Conservative Imperial Political Elite Establishment in the Decolonisation Process of the British Empire

As chief opposition spokesman he supported the general line of Labour policy. His support was more than just a matter of principle. Indeed, he was pleased to see Labour pursuing policies which he felt he could regard as a continuation and development of his own.

Stanley always retained constant respect and confidence of his traditionalist colleagues. As did Harold MacMillan, his close friend, he appealed to both Labour and the traditional Conservatives, such as his other close friend, Winston Churchill. Stanley’s speeches at post-war- party conferences clearly demonstrated his sincere devotion to the Empire. They also expressed his liberalism.

“We want an economic unity, an economic exchange between the   various parts of the Empire, brought about by how it may be, and do not let us exalt what is only one of the means of attaining our desire into being the object itself: and, quite clearly, Imperial Preference, if by that you mean merely a differential tariff, is by no means the only and often not the most efficacious way of serving our Empire trade; and if you are taking the broad future, Empire Preference merely as a symbol, as a symbol of an Imperial economic unity which is now being subjected to external attack, then I think all of us stand four-square by the doctrine that we must be allowed to make, within our own Commonwealth and Empire, the arrangements which appear best to us.”25

However, in four successive conferences, Stanley stressed a particular point. He warned those in the Conservative party who still demonstrated enthusiasm in assuming that the Empire was still waiting for British leadership, of the growth of national consciousness in many territories.

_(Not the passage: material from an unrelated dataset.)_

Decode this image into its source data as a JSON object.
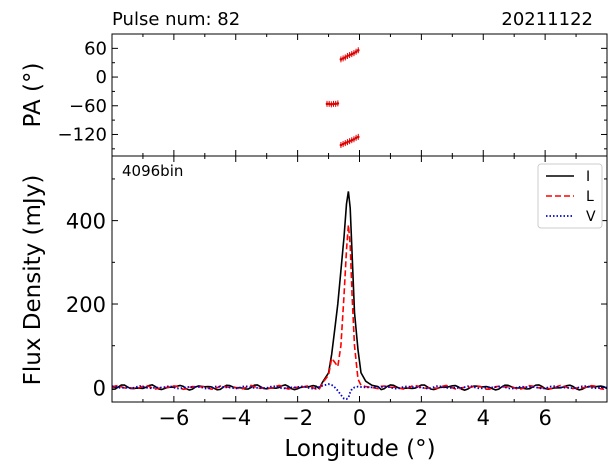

In the 1949 Conference, he said that it was no longer a case of

“dictation by this country, and obedience by the other parts of the Commonwealth… Even in the colonies where the machinery of government is still in our hands, even there you find everywhere growing up a public opinion which has got to be consulted, and a public opinion which can only be ignored at the cost of terrible troubles in the future.”26

This was proved to be the case when, in 1960, Harold MacMillan, in his speech to Members of both Houses of Parliament of the Union of South Africa, in Cape Town, said:

“The growth of national consciousness in Africa is a political fact and we must accept it as such. That means I would judge, that we must come to terms with it. I sincerely believe that if we can not do so we may imperil the precarious balance between East and West… the great issue in this second half of the twentieth century is whether the uncommitted peoples of Asia and Africa will swing to the East or to the West. Will they be drawn into the Communist camp?”27

Thus, it was due to his political vision that Stanley began to think of uncontroversial fields of economic development, and moved to achieving these policies while being the Colonial Secretary in the war period. (i.e. the Development Act which, later, as we have seen, the Labour Government sanctioned as the Colombo Plan).